V2ray Proxy

Security checks across malware telemetry and agentic risk

Overview

The skill appears to be a proxy helper, but it includes risky command execution and persistent shell-profile changes that users may not expect.

Install only if you are comfortable reviewing and controlling the shell script yourself. Before use, remove or replace the eval-based wrapper, confirm whether it edits ~/.bashrc, and make sure any system proxy changes have a clear rollback path.

SkillSpector

By NVIDIA
Vulnerability Patterns
  • Excessive AgencyUnrestricted Tool Access, Autonomous Decision Making, Scope Creep
  • Behavioral ASTexec() Call, eval() Call, Dynamic Import
  • MCP Tool PoisoningHidden Instructions, Unicode Deception, Parameter Description Injection
  • Prompt InjectionInstruction Override, Hidden Instructions, Exfiltration Commands
  • Data ExfiltrationExternal Transmission, Env Variable Harvesting, File System Enumeration
Findings (6)

Tp4

High
Category
MCP Tool Poisoning
Confidence
98% confidence
Finding
This is a serious issue if the underlying skill actually exposes a `wrap` feature that `eval`s arbitrary input and modifies `~/.bashrc` for persistence, because that behavior far exceeds the stated purpose of proxy management.
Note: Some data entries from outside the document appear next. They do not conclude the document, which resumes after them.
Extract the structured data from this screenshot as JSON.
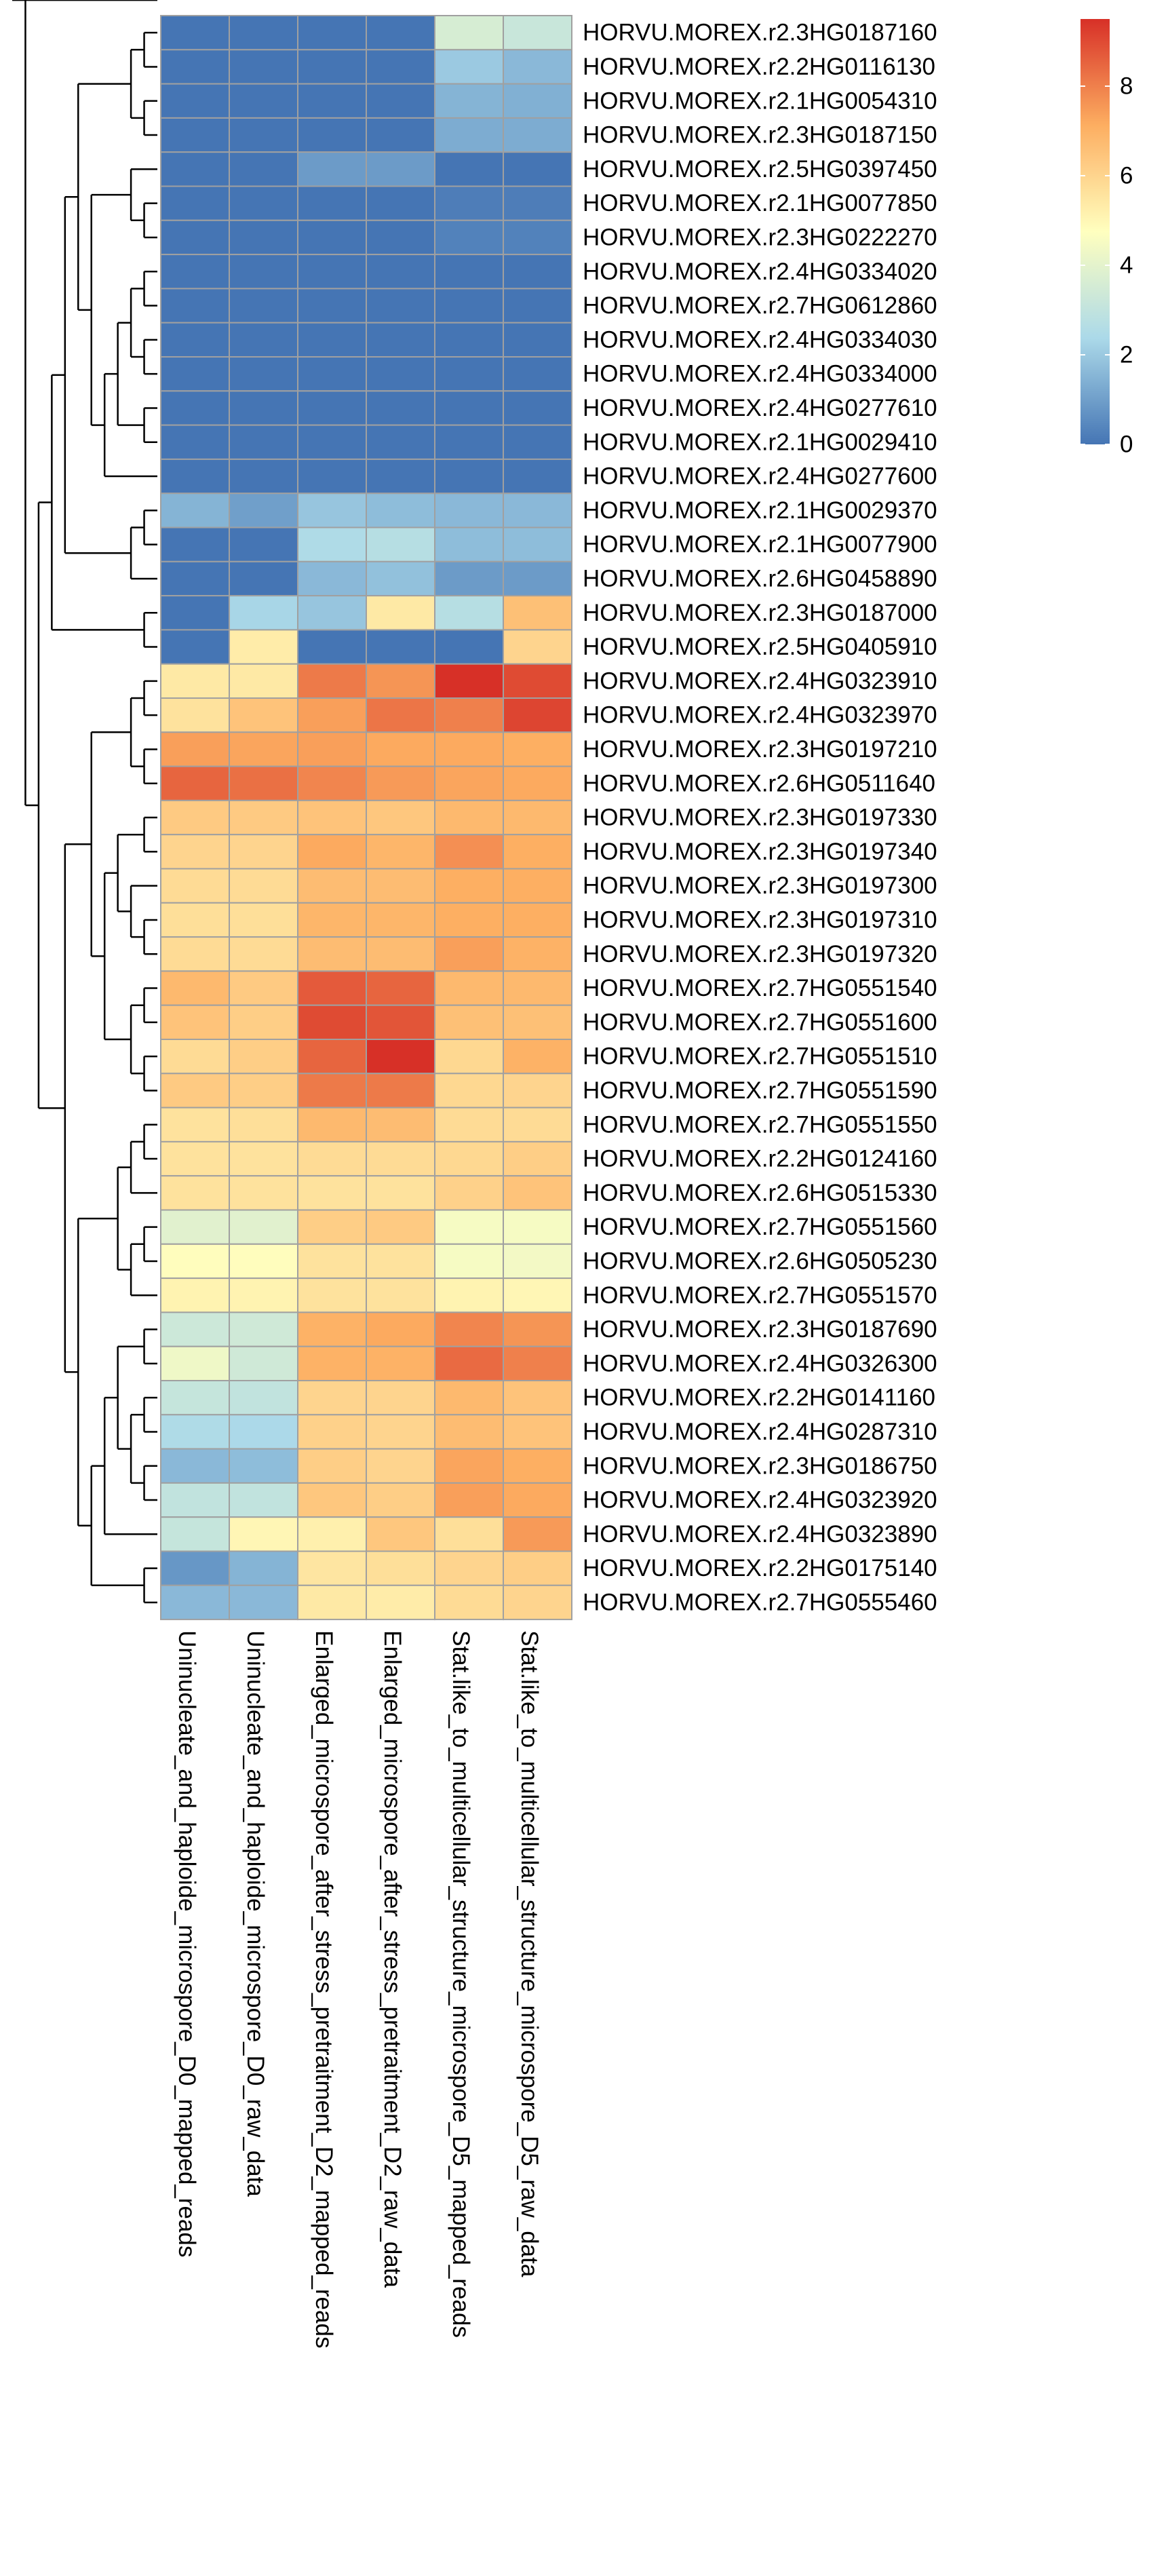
{
  "chart_data": {
    "type": "heatmap",
    "columns": [
      "Uninucleate_and_haploide_microspore_D0_mapped_reads",
      "Uninucleate_and_haploide_microspore_D0_raw_data",
      "Enlarged_microspore_after_stress_pretraitment_D2_mapped_reads",
      "Enlarged_microspore_after_stress_pretraitment_D2_raw_data",
      "Stat.like_to_multicellular_structure_microspore_D5_mapped_reads",
      "Stat.like_to_multicellular_structure_microspore_D5_raw_data"
    ],
    "rows": [
      "HORVU.MOREX.r2.3HG0187160",
      "HORVU.MOREX.r2.2HG0116130",
      "HORVU.MOREX.r2.1HG0054310",
      "HORVU.MOREX.r2.3HG0187150",
      "HORVU.MOREX.r2.5HG0397450",
      "HORVU.MOREX.r2.1HG0077850",
      "HORVU.MOREX.r2.3HG0222270",
      "HORVU.MOREX.r2.4HG0334020",
      "HORVU.MOREX.r2.7HG0612860",
      "HORVU.MOREX.r2.4HG0334030",
      "HORVU.MOREX.r2.4HG0334000",
      "HORVU.MOREX.r2.4HG0277610",
      "HORVU.MOREX.r2.1HG0029410",
      "HORVU.MOREX.r2.4HG0277600",
      "HORVU.MOREX.r2.1HG0029370",
      "HORVU.MOREX.r2.1HG0077900",
      "HORVU.MOREX.r2.6HG0458890",
      "HORVU.MOREX.r2.3HG0187000",
      "HORVU.MOREX.r2.5HG0405910",
      "HORVU.MOREX.r2.4HG0323910",
      "HORVU.MOREX.r2.4HG0323970",
      "HORVU.MOREX.r2.3HG0197210",
      "HORVU.MOREX.r2.6HG0511640",
      "HORVU.MOREX.r2.3HG0197330",
      "HORVU.MOREX.r2.3HG0197340",
      "HORVU.MOREX.r2.3HG0197300",
      "HORVU.MOREX.r2.3HG0197310",
      "HORVU.MOREX.r2.3HG0197320",
      "HORVU.MOREX.r2.7HG0551540",
      "HORVU.MOREX.r2.7HG0551600",
      "HORVU.MOREX.r2.7HG0551510",
      "HORVU.MOREX.r2.7HG0551590",
      "HORVU.MOREX.r2.7HG0551550",
      "HORVU.MOREX.r2.2HG0124160",
      "HORVU.MOREX.r2.6HG0515330",
      "HORVU.MOREX.r2.7HG0551560",
      "HORVU.MOREX.r2.6HG0505230",
      "HORVU.MOREX.r2.7HG0551570",
      "HORVU.MOREX.r2.3HG0187690",
      "HORVU.MOREX.r2.4HG0326300",
      "HORVU.MOREX.r2.2HG0141160",
      "HORVU.MOREX.r2.4HG0287310",
      "HORVU.MOREX.r2.3HG0186750",
      "HORVU.MOREX.r2.4HG0323920",
      "HORVU.MOREX.r2.4HG0323890",
      "HORVU.MOREX.r2.2HG0175140",
      "HORVU.MOREX.r2.7HG0555460"
    ],
    "values": [
      [
        0,
        0,
        0,
        0,
        3.6,
        3.2
      ],
      [
        0,
        0,
        0,
        0,
        2.0,
        1.6
      ],
      [
        0,
        0,
        0,
        0,
        1.5,
        1.4
      ],
      [
        0,
        0,
        0,
        0,
        1.3,
        1.3
      ],
      [
        0,
        0,
        0.9,
        0.9,
        0,
        0
      ],
      [
        0,
        0,
        0,
        0,
        0.2,
        0.2
      ],
      [
        0,
        0,
        0,
        0,
        0.3,
        0.3
      ],
      [
        0,
        0,
        0,
        0,
        0,
        0
      ],
      [
        0,
        0,
        0,
        0,
        0,
        0
      ],
      [
        0,
        0,
        0,
        0,
        0,
        0
      ],
      [
        0,
        0,
        0,
        0,
        0,
        0
      ],
      [
        0,
        0,
        0,
        0,
        0,
        0
      ],
      [
        0,
        0,
        0,
        0,
        0,
        0
      ],
      [
        0,
        0,
        0,
        0,
        0,
        0
      ],
      [
        1.5,
        1.0,
        1.9,
        1.7,
        1.6,
        1.6
      ],
      [
        0,
        0,
        2.5,
        2.7,
        1.7,
        1.7
      ],
      [
        0,
        0,
        1.6,
        1.8,
        0.9,
        0.9
      ],
      [
        0,
        2.3,
        1.9,
        5.4,
        2.7,
        6.6
      ],
      [
        0,
        5.3,
        0,
        0,
        0,
        6.0
      ],
      [
        5.4,
        5.4,
        8.1,
        7.6,
        9.5,
        9.0
      ],
      [
        5.6,
        6.5,
        7.4,
        8.2,
        8.0,
        9.1
      ],
      [
        7.4,
        7.3,
        7.4,
        7.2,
        7.2,
        7.1
      ],
      [
        8.5,
        8.3,
        7.9,
        7.5,
        7.3,
        7.2
      ],
      [
        6.3,
        6.3,
        6.5,
        6.4,
        6.8,
        6.8
      ],
      [
        6.0,
        6.0,
        7.2,
        6.9,
        7.7,
        7.1
      ],
      [
        5.8,
        5.8,
        6.7,
        6.7,
        7.1,
        7.1
      ],
      [
        5.7,
        5.7,
        6.9,
        6.9,
        7.1,
        7.1
      ],
      [
        5.8,
        5.8,
        6.7,
        6.7,
        7.4,
        7.0
      ],
      [
        6.8,
        6.3,
        8.7,
        8.5,
        6.8,
        6.8
      ],
      [
        6.5,
        6.2,
        9.0,
        8.8,
        6.6,
        6.6
      ],
      [
        5.8,
        6.2,
        8.5,
        9.6,
        5.9,
        7.0
      ],
      [
        6.3,
        6.2,
        8.1,
        8.1,
        5.9,
        6.0
      ],
      [
        5.6,
        5.7,
        6.8,
        6.7,
        5.8,
        5.8
      ],
      [
        5.6,
        5.6,
        5.8,
        5.8,
        5.9,
        6.2
      ],
      [
        5.6,
        5.6,
        5.6,
        5.6,
        6.1,
        6.5
      ],
      [
        3.9,
        3.9,
        6.2,
        6.3,
        4.5,
        4.5
      ],
      [
        4.8,
        4.8,
        5.6,
        5.6,
        4.5,
        4.4
      ],
      [
        5.1,
        5.1,
        5.6,
        5.6,
        5.1,
        5.0
      ],
      [
        3.3,
        3.4,
        7.0,
        7.2,
        7.9,
        7.6
      ],
      [
        4.3,
        3.4,
        7.0,
        7.0,
        8.4,
        8.0
      ],
      [
        3.1,
        3.0,
        6.0,
        6.0,
        6.8,
        6.5
      ],
      [
        2.5,
        2.4,
        6.1,
        6.0,
        6.7,
        6.5
      ],
      [
        1.6,
        1.7,
        6.2,
        6.0,
        7.3,
        7.1
      ],
      [
        3.0,
        3.0,
        6.4,
        6.2,
        7.4,
        7.2
      ],
      [
        3.1,
        5.0,
        5.2,
        6.4,
        5.7,
        7.5
      ],
      [
        0.8,
        1.5,
        5.5,
        5.7,
        6.0,
        6.2
      ],
      [
        1.6,
        1.6,
        5.4,
        5.3,
        5.8,
        6.0
      ]
    ],
    "legend": {
      "ticks": [
        0,
        2,
        4,
        6,
        8
      ],
      "min": 0,
      "max": 9.5,
      "placement": "top-right"
    },
    "colors": {
      "low": "#4575b4",
      "mid_low": "#abd9e9",
      "mid": "#ffffbf",
      "mid_high": "#fdae61",
      "high": "#d73027",
      "grid": "#a0a0a0",
      "dendrogram": "#000000"
    },
    "row_dendrogram": "((((((((0,1),(2,3)),((4,(5,6)),((((7,8),(9,10)),(11,12)),13))),((14,15),16)),(17,18)),((((19,20),(21,22)),(((23,24),(25,(26,27))),((28,29),(30,31)))),((((32,33),34),((35,36),37)),((((38,39),((40,41),(42,43))),44),(45,46))))))",
    "col_dendrogram": ""
  }
}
In a proxy-management skill, hidden arbitrary command execution and shell profile modification create a high-risk path to command injection, persistence, and user-environment compromise.

Context-Inappropriate Capability

Medium
Confidence
93% confidence
Finding
The `wrap()` function is a generic command-execution wrapper that uses `eval` on user-supplied input, which goes beyond basic proxy management and creates a command-injection surface. In an agent skill context, this is especially risky because higher-level tooling may pass untrusted or loosely validated strings into the wrapper, resulting in arbitrary shell execution.

Description-Behavior Mismatch

Medium
Confidence
87% confidence
Finding
The script appends to `~/.bashrc`, creating persistent user-environment changes that are not disclosed in the skill description or help text. Undisclosed persistence is dangerous because it survives the current session, can alter future shell behavior, and reduces user control over what the skill changes on the host.

Missing User Warnings

Medium
Confidence
90% confidence
Finding
The README advertises automatically enabling and disabling the system proxy, but it does not clearly warn users that the skill modifies global network settings affecting other applications. In an agent skill context, silent or poorly disclosed system proxy changes can redirect traffic, break connectivity, or unexpectedly route unrelated application traffic through a local proxy service.

Missing User Warnings

Medium
Confidence
95% confidence
Finding
Using `eval "$cmd"` to execute arbitrary commands without an explicit warning or strict input handling is a real security issue, not just a usability problem. If any untrusted input reaches `wrap`, shell metacharacters can be interpreted, enabling arbitrary command execution with the privileges of the user running the skill.

Missing User Warnings

Medium
Confidence
84% confidence
Finding
Persistent modification of `~/.bashrc` without explicit warning in the help text or manifest creates hidden side effects that users may not expect. In a skill intended to manage proxy state, undisclosed startup-file edits make the behavior more dangerous because they blur the boundary between temporary runtime configuration and lasting system changes.

VirusTotal

65/65 vendors flagged this skill as clean.